Yogi: Yeah, it does. Thanks.
Rob: I think last one.
Q7: how much practice it takes to attain jhānas
Yogi: I wonder how to understand how accessible those states are, from the point of view of a beginning meditator. Of course people differ tremendously in their readiness and their abilities, but should a meditator think, "If I practise an hour a day for five years, maybe I'll be able to attain the jhānas"? Or do I need to become a monk or a nun? Or ten years of intensive daily practice, and then perhaps attain the jhānas? What kind of realistic aspiration could we have to attain states like that?
Rob: I would say that either of those is too extreme, and as usual the truth is somewhere in the middle. And as you said, people vary tremendously -- the conditions that a person is bringing, the teaching that someone gets, the orientation that someone gets, their own state of physical well-being, all this stuff. Your digestive system has a lot to do with it, you know. Really. The Buddha said this. [laughter] And I know! [laughter]

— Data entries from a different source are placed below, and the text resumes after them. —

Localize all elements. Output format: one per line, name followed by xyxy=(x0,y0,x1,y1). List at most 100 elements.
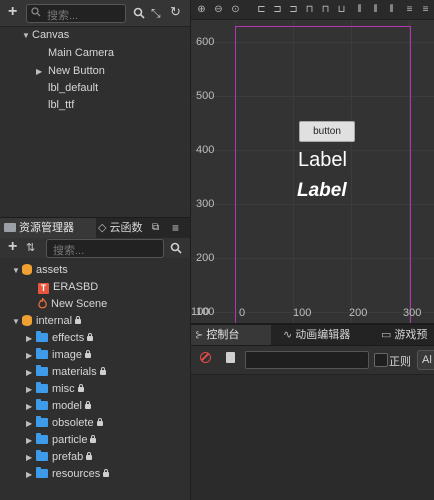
folder-icon xyxy=(36,365,48,376)
asset-folder-model[interactable]: ▶ model xyxy=(26,398,91,415)
tab-game-preview[interactable]: ▭游戏预览 xyxy=(377,325,434,345)
code-icon: ◇ xyxy=(98,222,107,234)
zoom-in-icon[interactable]: ⊕ xyxy=(195,3,208,16)
log-level-select[interactable]: Al xyxy=(417,350,434,370)
database-icon xyxy=(22,264,32,275)
distribute-right-icon[interactable]: ⫴ xyxy=(385,3,398,16)
asset-folder-prefab[interactable]: ▶ prefab xyxy=(26,449,93,466)
tree-node-lbl-default[interactable]: lbl_default xyxy=(48,80,98,97)
assets-search-input[interactable]: 搜索... xyxy=(46,239,164,258)
add-asset-icon[interactable]: + xyxy=(8,239,17,255)
regex-checkbox[interactable] xyxy=(374,353,388,367)
asset-assets[interactable]: ▼ assets xyxy=(12,262,68,279)
asset-label: prefab xyxy=(52,451,84,463)
folder-icon xyxy=(36,331,48,342)
lock-icon xyxy=(87,333,94,341)
align-top-icon[interactable]: ⊓ xyxy=(303,3,316,16)
asset-label: image xyxy=(52,349,82,361)
tree-node-lbl-ttf[interactable]: lbl_ttf xyxy=(48,97,74,114)
distribute-left-icon[interactable]: ⫴ xyxy=(353,3,366,16)
collapsed-arrow-icon[interactable]: ▶ xyxy=(26,449,36,466)
tab-cloud-functions[interactable]: ◇ 云函数 xyxy=(94,218,158,238)
tab-console[interactable]: ⊱ 控制台 xyxy=(191,325,271,345)
align-right-icon[interactable]: ⊐ xyxy=(287,3,300,16)
y-axis-tick: 300 xyxy=(196,198,215,210)
preview-icon: ▭ xyxy=(381,329,392,341)
scene-button-node[interactable]: button xyxy=(299,121,355,142)
search-icon[interactable] xyxy=(170,242,182,254)
asset-folder-image[interactable]: ▶ image xyxy=(26,347,91,364)
tab-label: 动画编辑器 xyxy=(295,329,351,341)
database-icon xyxy=(22,315,32,326)
menu-icon[interactable]: ≡ xyxy=(172,221,179,235)
asset-label: particle xyxy=(52,434,88,446)
align-bottom-icon[interactable]: ⊔ xyxy=(335,3,348,16)
folder-icon xyxy=(36,382,48,393)
collapsed-arrow-icon[interactable]: ▶ xyxy=(36,63,46,80)
collapsed-arrow-icon[interactable]: ▶ xyxy=(26,415,36,432)
align-center-h-icon[interactable]: ⊐ xyxy=(271,3,284,16)
asset-folder-resources[interactable]: ▶ resources xyxy=(26,466,110,483)
asset-folder-obsolete[interactable]: ▶ obsolete xyxy=(26,415,103,432)
popout-icon[interactable]: ⧉ xyxy=(152,221,159,235)
scene-view[interactable]: 600 500 400 300 200 100 100 0 100 200 30… xyxy=(191,0,434,325)
sort-icon[interactable]: ⇅ xyxy=(26,241,35,255)
assets-search-placeholder: 搜索... xyxy=(53,245,85,257)
log-file-icon[interactable] xyxy=(226,352,235,363)
lock-icon xyxy=(75,316,82,324)
search-icon xyxy=(31,7,41,17)
hierarchy-search-input[interactable]: 搜索... xyxy=(26,4,126,23)
collapsed-arrow-icon[interactable]: ▶ xyxy=(26,466,36,483)
collapsed-arrow-icon[interactable]: ▶ xyxy=(26,364,36,381)
zoom-reset-icon[interactable]: ⊙ xyxy=(229,3,242,16)
folder-icon xyxy=(36,467,48,478)
assets-toolbar: + ⇅ 搜索... xyxy=(0,238,190,258)
expand-arrow-icon[interactable]: ▼ xyxy=(22,27,32,44)
asset-folder-effects[interactable]: ▶ effects xyxy=(26,330,94,347)
collapsed-arrow-icon[interactable]: ▶ xyxy=(26,330,36,347)
clear-icon[interactable] xyxy=(200,352,211,363)
tree-node-canvas[interactable]: ▼ Canvas xyxy=(22,27,69,44)
tab-asset-manager[interactable]: 资源管理器 xyxy=(0,218,96,238)
scene-label-default[interactable]: Label xyxy=(298,149,347,172)
collapsed-arrow-icon[interactable]: ▶ xyxy=(26,398,36,415)
asset-label: internal xyxy=(36,315,73,327)
distribute-top-icon[interactable]: ≡ xyxy=(403,3,416,16)
animation-icon: ∿ xyxy=(283,329,293,341)
asset-label: resources xyxy=(52,468,101,480)
asset-folder-particle[interactable]: ▶ particle xyxy=(26,432,97,449)
asset-label: ERASBD xyxy=(53,281,99,293)
scene-label-ttf[interactable]: Label xyxy=(297,180,347,202)
scene-file-icon xyxy=(38,298,47,309)
tree-node-new-button[interactable]: ▶ New Button xyxy=(36,63,105,80)
distribute-middle-icon[interactable]: ≡ xyxy=(419,3,432,16)
refresh-icon[interactable]: ↻ xyxy=(170,5,181,19)
expand-arrow-icon[interactable]: ▼ xyxy=(12,313,22,330)
tab-animation-editor[interactable]: ∿ 动画编辑器 xyxy=(279,325,373,345)
collapsed-arrow-icon[interactable]: ▶ xyxy=(26,347,36,364)
search-icon[interactable] xyxy=(133,7,145,19)
collapsed-arrow-icon[interactable]: ▶ xyxy=(26,381,36,398)
align-left-icon[interactable]: ⊏ xyxy=(255,3,268,16)
asset-folder-materials[interactable]: ▶ materials xyxy=(26,364,106,381)
console-filter-input[interactable] xyxy=(245,351,369,369)
node-label: Main Camera xyxy=(48,47,115,59)
asset-folder-misc[interactable]: ▶ misc xyxy=(26,381,84,398)
expand-arrow-icon[interactable]: ▼ xyxy=(12,262,22,279)
console-tab-bar: ⊱控制台 ∿动画编辑器 ▭游戏预览 xyxy=(191,325,434,346)
align-middle-v-icon[interactable]: ⊓ xyxy=(319,3,332,16)
lock-icon xyxy=(84,350,91,358)
zoom-out-icon[interactable]: ⊖ xyxy=(212,3,225,16)
folder-icon xyxy=(36,416,48,427)
asset-new-scene[interactable]: New Scene xyxy=(38,296,107,313)
lock-icon xyxy=(86,452,93,460)
asset-internal[interactable]: ▼ internal xyxy=(12,313,82,330)
distribute-center-icon[interactable]: ⫴ xyxy=(369,3,382,16)
collapsed-arrow-icon[interactable]: ▶ xyxy=(26,432,36,449)
asset-erasbd[interactable]: T ERASBD xyxy=(38,279,98,296)
add-node-icon[interactable]: + xyxy=(8,4,17,20)
x-axis-tick: 300 xyxy=(403,307,422,319)
folder-icon xyxy=(36,399,48,410)
tree-node-main-camera[interactable]: Main Camera xyxy=(48,45,114,62)
collapse-icon[interactable]: ⤡ xyxy=(151,6,161,20)
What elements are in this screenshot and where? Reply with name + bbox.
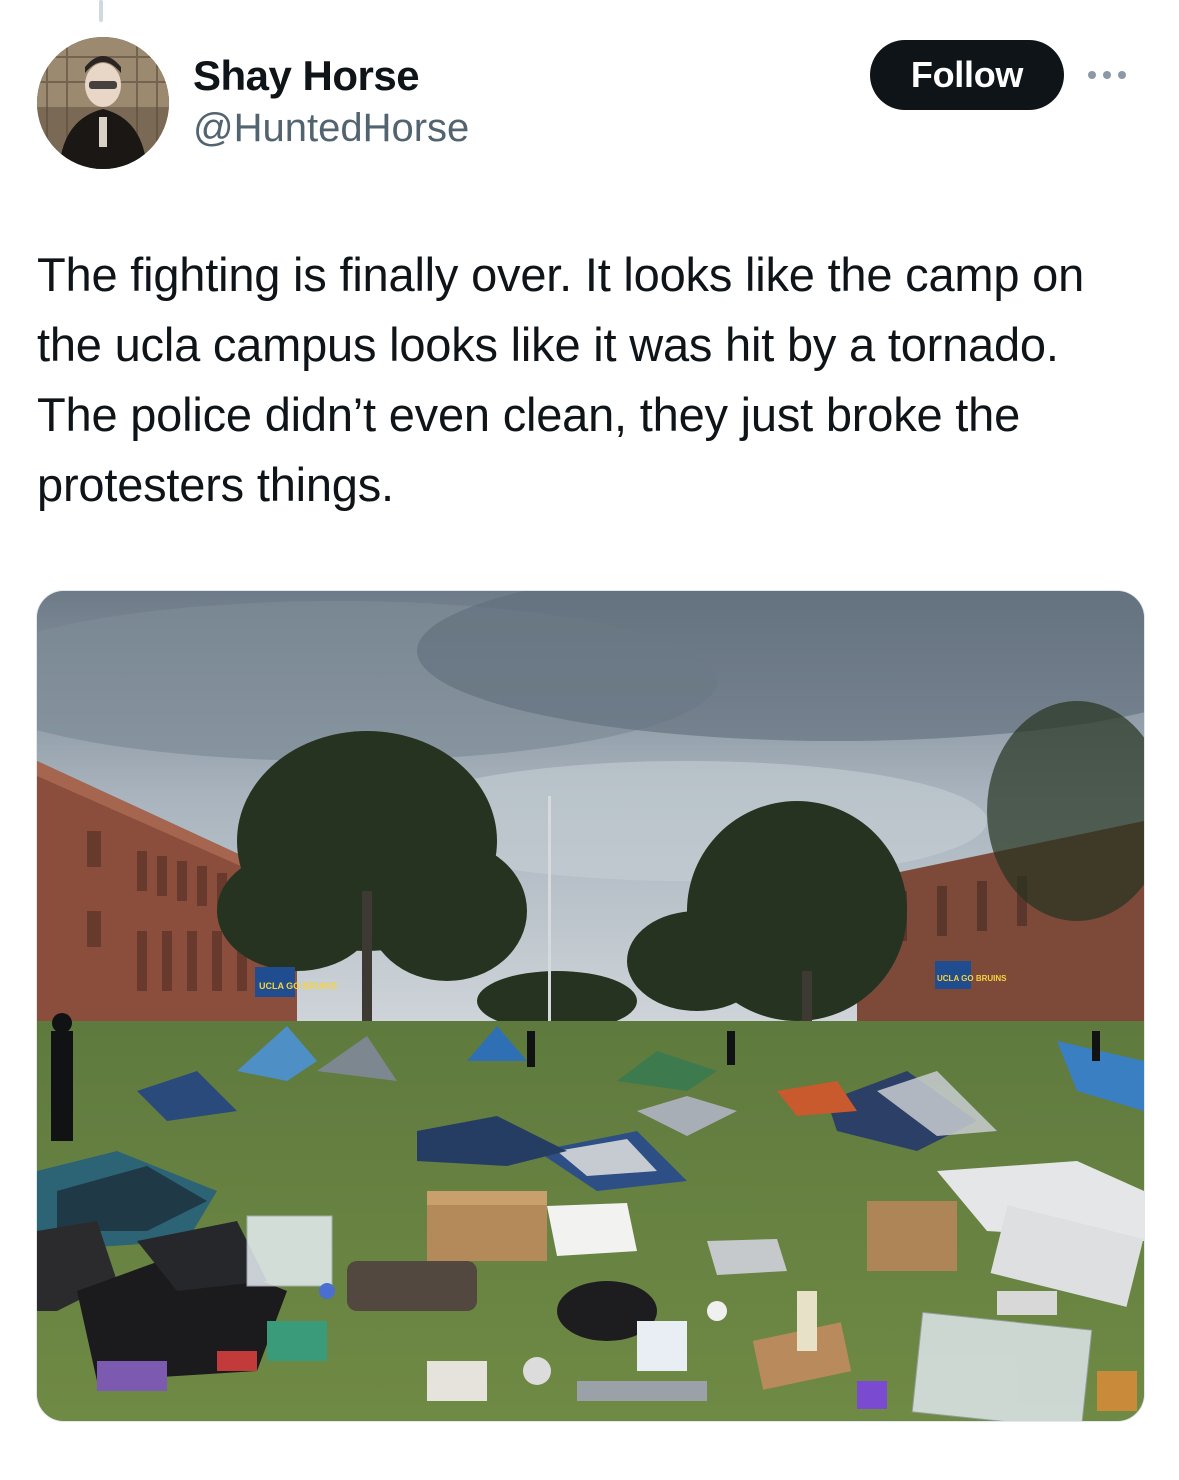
more-dot	[1118, 71, 1126, 79]
campus-photo-image: UCLA GO BRUINS UCLA GO BRUINS	[37, 591, 1144, 1421]
thread-connector-line	[99, 0, 103, 22]
profile-avatar-icon	[37, 37, 169, 169]
follow-button[interactable]: Follow	[870, 40, 1064, 110]
avatar[interactable]	[37, 37, 169, 169]
more-dot	[1088, 71, 1096, 79]
more-dot	[1103, 71, 1111, 79]
tweet-text: The fighting is finally over. It looks l…	[37, 248, 1085, 511]
banner-text-left: UCLA GO BRUINS	[259, 981, 337, 991]
author-info[interactable]: Shay Horse @HuntedHorse	[193, 50, 469, 154]
banner-text-right: UCLA GO BRUINS	[937, 974, 1007, 983]
more-options-icon[interactable]	[1088, 60, 1140, 90]
author-display-name[interactable]: Shay Horse	[193, 50, 469, 102]
author-handle[interactable]: @HuntedHorse	[193, 102, 469, 154]
tweet-photo[interactable]: UCLA GO BRUINS UCLA GO BRUINS	[36, 590, 1145, 1422]
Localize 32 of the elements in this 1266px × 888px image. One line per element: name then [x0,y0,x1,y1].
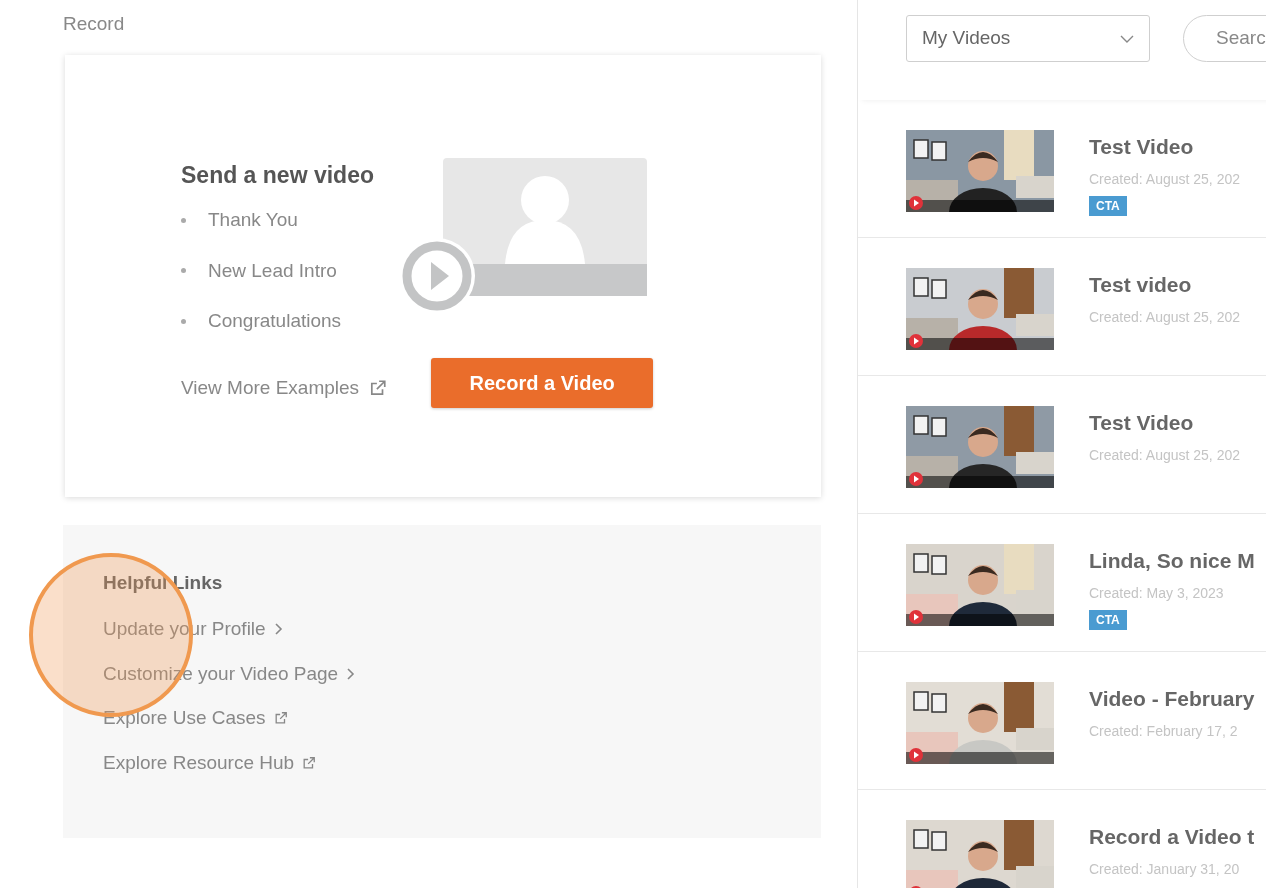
example-item: Thank You [208,208,298,232]
external-link-icon [302,755,317,770]
video-title[interactable]: Video - February [1089,683,1255,715]
record-video-button[interactable]: Record a Video [431,357,654,408]
created-date: Created: August 25, 202 [1089,307,1240,327]
external-link-icon [273,711,288,726]
chevron-right-icon [346,666,356,681]
card-title: Send a new video [181,160,374,190]
external-link-icon [369,378,388,397]
helpful-link[interactable]: Explore Resource Hub [103,748,317,777]
section-label: Record [63,12,125,36]
cta-badge: CTA [1089,195,1127,216]
example-item: Congratulations [208,309,342,333]
video-title[interactable]: Test video [1089,269,1192,301]
video-title[interactable]: Record a Video t [1089,821,1255,853]
bullet-icon [181,318,186,324]
view-examples-link[interactable]: View More Examples [181,373,388,402]
chevron-right-icon [273,622,283,637]
created-date: Created: August 25, 202 [1089,445,1240,465]
created-date: Created: February 17, 2 [1089,721,1238,741]
video-filter-dropdown[interactable]: My Videos [906,15,1150,62]
bullet-icon [181,268,186,274]
video-title[interactable]: Test Video [1089,407,1194,439]
created-date: Created: May 3, 2023 [1089,583,1224,603]
example-item: New Lead Intro [208,258,337,283]
bullet-icon [181,217,186,223]
video-title[interactable]: Linda, So nice M [1089,545,1255,577]
created-date: Created: August 25, 202 [1089,169,1240,189]
video-title[interactable]: Test Video [1089,131,1194,163]
chevron-down-icon [1120,34,1134,43]
cta-badge: CTA [1089,609,1127,630]
created-date: Created: January 31, 20 [1089,859,1240,879]
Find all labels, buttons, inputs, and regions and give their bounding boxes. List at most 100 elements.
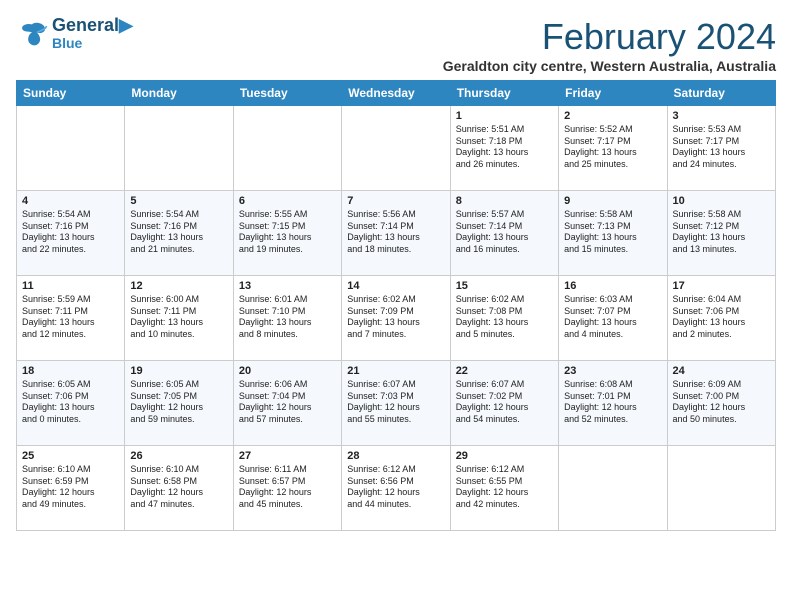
day-info: Daylight: 13 hours <box>347 232 444 244</box>
day-info: and 4 minutes. <box>564 329 661 341</box>
day-info: Daylight: 12 hours <box>564 402 661 414</box>
day-info: and 55 minutes. <box>347 414 444 426</box>
calendar-cell: 24Sunrise: 6:09 AMSunset: 7:00 PMDayligh… <box>667 361 775 446</box>
day-info: Sunrise: 6:10 AM <box>130 464 227 476</box>
day-info: and 21 minutes. <box>130 244 227 256</box>
day-info: Sunset: 7:02 PM <box>456 391 553 403</box>
calendar-cell: 28Sunrise: 6:12 AMSunset: 6:56 PMDayligh… <box>342 446 450 531</box>
calendar-cell: 9Sunrise: 5:58 AMSunset: 7:13 PMDaylight… <box>559 191 667 276</box>
day-info: Daylight: 13 hours <box>130 317 227 329</box>
day-info: Sunset: 7:00 PM <box>673 391 770 403</box>
calendar-cell: 8Sunrise: 5:57 AMSunset: 7:14 PMDaylight… <box>450 191 558 276</box>
day-info: Daylight: 13 hours <box>564 147 661 159</box>
day-info: Sunrise: 6:00 AM <box>130 294 227 306</box>
day-info: and 24 minutes. <box>673 159 770 171</box>
calendar: SundayMondayTuesdayWednesdayThursdayFrid… <box>16 80 776 531</box>
calendar-cell: 6Sunrise: 5:55 AMSunset: 7:15 PMDaylight… <box>233 191 341 276</box>
day-info: Sunrise: 6:08 AM <box>564 379 661 391</box>
calendar-day-header: Sunday <box>17 81 125 106</box>
day-info: Sunset: 7:14 PM <box>347 221 444 233</box>
calendar-cell: 22Sunrise: 6:07 AMSunset: 7:02 PMDayligh… <box>450 361 558 446</box>
day-info: Sunrise: 6:05 AM <box>130 379 227 391</box>
day-info: and 52 minutes. <box>564 414 661 426</box>
calendar-cell: 13Sunrise: 6:01 AMSunset: 7:10 PMDayligh… <box>233 276 341 361</box>
day-number: 19 <box>130 365 227 377</box>
day-number: 22 <box>456 365 553 377</box>
day-info: Sunrise: 6:02 AM <box>456 294 553 306</box>
day-number: 6 <box>239 195 336 207</box>
day-info: and 19 minutes. <box>239 244 336 256</box>
day-number: 4 <box>22 195 119 207</box>
day-info: Sunrise: 6:07 AM <box>456 379 553 391</box>
day-info: Daylight: 13 hours <box>347 317 444 329</box>
day-info: Daylight: 13 hours <box>239 317 336 329</box>
day-info: Sunrise: 5:51 AM <box>456 124 553 136</box>
calendar-cell <box>667 446 775 531</box>
day-info: Sunrise: 6:06 AM <box>239 379 336 391</box>
day-info: Sunrise: 6:05 AM <box>22 379 119 391</box>
subtitle: Geraldton city centre, Western Australia… <box>443 58 776 74</box>
calendar-cell: 2Sunrise: 5:52 AMSunset: 7:17 PMDaylight… <box>559 106 667 191</box>
day-number: 1 <box>456 110 553 122</box>
day-info: and 22 minutes. <box>22 244 119 256</box>
calendar-cell: 26 Sunrise: 6:10 AMSunset: 6:58 PMDayligh… <box>125 446 233 531</box>
day-info: Sunrise: 6:12 AM <box>456 464 553 476</box>
calendar-cell: 12Sunrise: 6:00 AMSunset: 7:11 PMDayligh… <box>125 276 233 361</box>
day-number: 10 <box>673 195 770 207</box>
day-number: 16 <box>564 280 661 292</box>
day-info: Sunrise: 5:53 AM <box>673 124 770 136</box>
day-info: and 16 minutes. <box>456 244 553 256</box>
day-number: 3 <box>673 110 770 122</box>
calendar-cell: 7Sunrise: 5:56 AMSunset: 7:14 PMDaylight… <box>342 191 450 276</box>
day-info: Sunrise: 6:03 AM <box>564 294 661 306</box>
day-number: 17 <box>673 280 770 292</box>
day-info: Daylight: 13 hours <box>22 232 119 244</box>
calendar-cell <box>17 106 125 191</box>
day-info: Daylight: 12 hours <box>22 487 119 499</box>
calendar-day-header: Tuesday <box>233 81 341 106</box>
day-info: Sunset: 7:03 PM <box>347 391 444 403</box>
day-info: Sunset: 6:58 PM <box>130 476 227 488</box>
day-info: Sunset: 7:15 PM <box>239 221 336 233</box>
day-info: Sunrise: 6:01 AM <box>239 294 336 306</box>
page-header: General▶ Blue February 2024 Geraldton ci… <box>16 16 776 74</box>
day-info: Sunrise: 5:57 AM <box>456 209 553 221</box>
day-number: 26 <box>130 450 227 462</box>
day-info: Daylight: 13 hours <box>22 402 119 414</box>
day-info: Sunset: 7:11 PM <box>130 306 227 318</box>
day-info: and 47 minutes. <box>130 499 227 511</box>
day-number: 8 <box>456 195 553 207</box>
day-info: and 8 minutes. <box>239 329 336 341</box>
day-info: Daylight: 12 hours <box>130 487 227 499</box>
day-info: and 49 minutes. <box>22 499 119 511</box>
day-number: 15 <box>456 280 553 292</box>
calendar-day-header: Saturday <box>667 81 775 106</box>
day-info: Sunset: 7:06 PM <box>22 391 119 403</box>
day-info: Sunrise: 5:58 AM <box>564 209 661 221</box>
day-info: Daylight: 13 hours <box>456 147 553 159</box>
day-info: Sunrise: 6:12 AM <box>347 464 444 476</box>
day-info: Sunrise: 6:11 AM <box>239 464 336 476</box>
day-info: and 59 minutes. <box>130 414 227 426</box>
day-number: 14 <box>347 280 444 292</box>
day-info: and 26 minutes. <box>456 159 553 171</box>
day-number: 29 <box>456 450 553 462</box>
logo: General▶ Blue <box>16 16 133 51</box>
day-info: and 12 minutes. <box>22 329 119 341</box>
day-info: and 18 minutes. <box>347 244 444 256</box>
day-info: and 15 minutes. <box>564 244 661 256</box>
day-info: and 2 minutes. <box>673 329 770 341</box>
calendar-cell: 16Sunrise: 6:03 AMSunset: 7:07 PMDayligh… <box>559 276 667 361</box>
day-info: and 57 minutes. <box>239 414 336 426</box>
day-info: Sunset: 7:16 PM <box>22 221 119 233</box>
calendar-cell <box>559 446 667 531</box>
day-info: Daylight: 13 hours <box>564 232 661 244</box>
calendar-week-row: 1Sunrise: 5:51 AMSunset: 7:18 PMDaylight… <box>17 106 776 191</box>
day-info: Sunset: 7:04 PM <box>239 391 336 403</box>
calendar-cell: 19Sunrise: 6:05 AMSunset: 7:05 PMDayligh… <box>125 361 233 446</box>
calendar-cell: 1Sunrise: 5:51 AMSunset: 7:18 PMDaylight… <box>450 106 558 191</box>
day-info: Sunset: 6:55 PM <box>456 476 553 488</box>
calendar-cell: 17Sunrise: 6:04 AMSunset: 7:06 PMDayligh… <box>667 276 775 361</box>
day-info: Daylight: 13 hours <box>22 317 119 329</box>
day-info: Sunset: 7:13 PM <box>564 221 661 233</box>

If you meditate -- what was the first option? One hour a day for five years? I don't know, you know! I wouldn't even think that way. It's more a sense of this is a possibility. At some point, it may become more or less interesting to one. And it's why I haven't mentioned it until now, and in a way, we've just been talking about deepening the samatha, tuning in on the comfort and the pleasure, and that will take you. It's like, just to be where one is and let it unfold. And then it may be something to move into. Usually if I'm teaching jhāna practice, I don't even use the word jhāna. Because again, it's just something the self will grab around and will make a thing of and make a whole big deal about: "Have I got it? Haven't I got it? Is it da-da-da-da-da?" It's more like, "How's the pleasure doing? How's it feeling in the body? What's there? And let's talk about building that. Let's talk about nourishing that. Let's talk about getting really connected with that." Otherwise, it's just, it's not that helpful. So it's more like, be where you are, and build what you have, and see what's possible.
I don't know if that's maybe not a satisfying answer, but I don't think one needs to be a monk or a nun. I think one needs to take practice seriously, certainly, but I don't think one needs to be a monk or a nun, absolutely not.
Okay, very last one.
Yogi 2: It's not a question -- it's just, really it's only based on conditions, anyway, isn't it? And you said the conditions can come together at any time.
Rob: They could, but the conditions are inner and outer, and past and present, and all kinds of things. But yeah, it's basically based on conditions.
Okay, I think, enough. Let's have just another moment of quiet together.